With a rousing lack of political correctness, Graf blamed this deplorable situation on the increasing “feminization” of the Church. His seminars at Munich University are now dominated “by young women of … petit bourgeois origins,” he added. As a result of the gradual female takeover of parsonages psychological jargon, “constant moralizing” and an “infatilization of communication” have taken the place of the “culture of the word” for which the Lutheran Church was once renowned. “Moralizing is intellectually a rather low-brow operation,” Graf explained
He has just subsumed his observation in a book titled, “Kirchendämmerung – wie die Kirchen unser Vertrauen verspielen” (Twilight of the Churches – How Churches Gamble Away our Trust), an allusion to Richard Wagner’s opera “Götterdämmerung,” or twilight of the gods. (Munich, Verlag H.C. Beck, 2011, €10.95).
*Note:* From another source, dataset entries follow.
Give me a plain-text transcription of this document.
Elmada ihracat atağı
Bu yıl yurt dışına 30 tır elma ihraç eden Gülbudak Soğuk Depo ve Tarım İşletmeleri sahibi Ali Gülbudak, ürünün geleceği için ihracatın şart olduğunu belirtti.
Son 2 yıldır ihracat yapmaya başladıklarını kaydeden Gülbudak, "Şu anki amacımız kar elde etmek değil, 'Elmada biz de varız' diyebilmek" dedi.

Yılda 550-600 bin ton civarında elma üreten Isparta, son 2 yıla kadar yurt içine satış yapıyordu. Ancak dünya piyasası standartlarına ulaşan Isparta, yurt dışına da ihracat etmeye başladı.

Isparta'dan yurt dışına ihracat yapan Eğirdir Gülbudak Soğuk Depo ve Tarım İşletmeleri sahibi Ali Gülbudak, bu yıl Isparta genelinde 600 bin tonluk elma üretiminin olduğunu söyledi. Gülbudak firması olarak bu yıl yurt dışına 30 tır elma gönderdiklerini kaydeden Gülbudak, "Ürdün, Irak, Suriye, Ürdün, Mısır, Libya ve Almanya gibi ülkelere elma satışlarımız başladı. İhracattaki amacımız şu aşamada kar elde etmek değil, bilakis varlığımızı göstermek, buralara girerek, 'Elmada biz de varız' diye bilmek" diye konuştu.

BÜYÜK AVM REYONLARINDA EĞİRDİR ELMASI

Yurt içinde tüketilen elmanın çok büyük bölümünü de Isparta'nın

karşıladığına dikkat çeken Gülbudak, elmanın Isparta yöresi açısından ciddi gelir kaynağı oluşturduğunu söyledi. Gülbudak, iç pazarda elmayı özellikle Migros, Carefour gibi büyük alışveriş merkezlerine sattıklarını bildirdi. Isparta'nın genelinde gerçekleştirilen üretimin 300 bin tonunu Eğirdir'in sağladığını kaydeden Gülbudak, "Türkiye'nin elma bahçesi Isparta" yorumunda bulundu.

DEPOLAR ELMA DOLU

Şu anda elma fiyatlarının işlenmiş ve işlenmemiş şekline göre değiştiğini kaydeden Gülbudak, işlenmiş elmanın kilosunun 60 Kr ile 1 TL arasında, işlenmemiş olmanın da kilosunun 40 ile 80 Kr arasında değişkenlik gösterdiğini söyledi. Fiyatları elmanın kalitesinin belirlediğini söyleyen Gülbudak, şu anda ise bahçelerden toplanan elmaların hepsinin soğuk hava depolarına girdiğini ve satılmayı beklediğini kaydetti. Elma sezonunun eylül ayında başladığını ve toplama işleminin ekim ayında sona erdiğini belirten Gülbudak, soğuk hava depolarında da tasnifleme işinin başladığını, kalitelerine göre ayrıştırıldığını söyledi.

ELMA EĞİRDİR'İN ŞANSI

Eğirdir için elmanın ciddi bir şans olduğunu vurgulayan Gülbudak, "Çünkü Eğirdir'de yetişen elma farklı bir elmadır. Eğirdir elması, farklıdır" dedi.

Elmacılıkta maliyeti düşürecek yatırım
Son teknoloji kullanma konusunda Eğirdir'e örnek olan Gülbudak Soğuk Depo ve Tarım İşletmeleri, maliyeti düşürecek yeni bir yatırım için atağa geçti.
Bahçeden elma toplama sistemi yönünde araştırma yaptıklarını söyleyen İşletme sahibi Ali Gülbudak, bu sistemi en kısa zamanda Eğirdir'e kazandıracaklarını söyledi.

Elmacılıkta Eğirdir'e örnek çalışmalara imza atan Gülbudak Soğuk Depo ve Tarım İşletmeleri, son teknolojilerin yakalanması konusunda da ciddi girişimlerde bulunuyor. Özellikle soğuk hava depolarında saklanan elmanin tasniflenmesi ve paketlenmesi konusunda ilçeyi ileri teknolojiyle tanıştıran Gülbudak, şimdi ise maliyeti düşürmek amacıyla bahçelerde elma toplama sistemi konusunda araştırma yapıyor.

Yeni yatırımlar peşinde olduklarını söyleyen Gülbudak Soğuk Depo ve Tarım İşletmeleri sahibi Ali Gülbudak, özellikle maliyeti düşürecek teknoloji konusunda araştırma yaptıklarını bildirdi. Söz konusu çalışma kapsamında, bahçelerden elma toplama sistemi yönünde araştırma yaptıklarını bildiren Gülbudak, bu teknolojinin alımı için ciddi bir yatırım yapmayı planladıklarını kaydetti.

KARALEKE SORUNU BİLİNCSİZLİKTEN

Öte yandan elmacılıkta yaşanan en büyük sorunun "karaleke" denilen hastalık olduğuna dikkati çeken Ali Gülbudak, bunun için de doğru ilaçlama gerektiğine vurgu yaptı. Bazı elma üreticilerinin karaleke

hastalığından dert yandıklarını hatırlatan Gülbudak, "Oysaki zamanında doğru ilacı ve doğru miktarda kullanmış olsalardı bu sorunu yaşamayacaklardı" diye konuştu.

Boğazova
It should be translated into English quickly because its findings describe not just a German but global phenomenon – Christianity’s decline from a thinking faith to kitsch with frightening consequences for the secular as well as the spiritual realms.
“Cogito ergo sum,” French philosopher Réné Descartes (1596-1650) wrote, “I think, therefore I am.” What Graf is observing in his church, and what contributed to the overpowering fear that seems to consume Europe’s wealthiest nation, is a contemporary mindset that has turned Decartes’ dictum on its head. Call it, “Sensio ergo sum,” I feel therefore I am – a truly frightening perversion.
Uwe Siemon-Netto, the former religious affairs editor of United Press International, has been an international journalist for 54 years, covering North America, Vietnam, the Middle East and Europe for German publications. Dr. Siemon-Netto currently directs the League of Faithful Masks and Center for Lutheran Theology and Public Life in Irvine, California.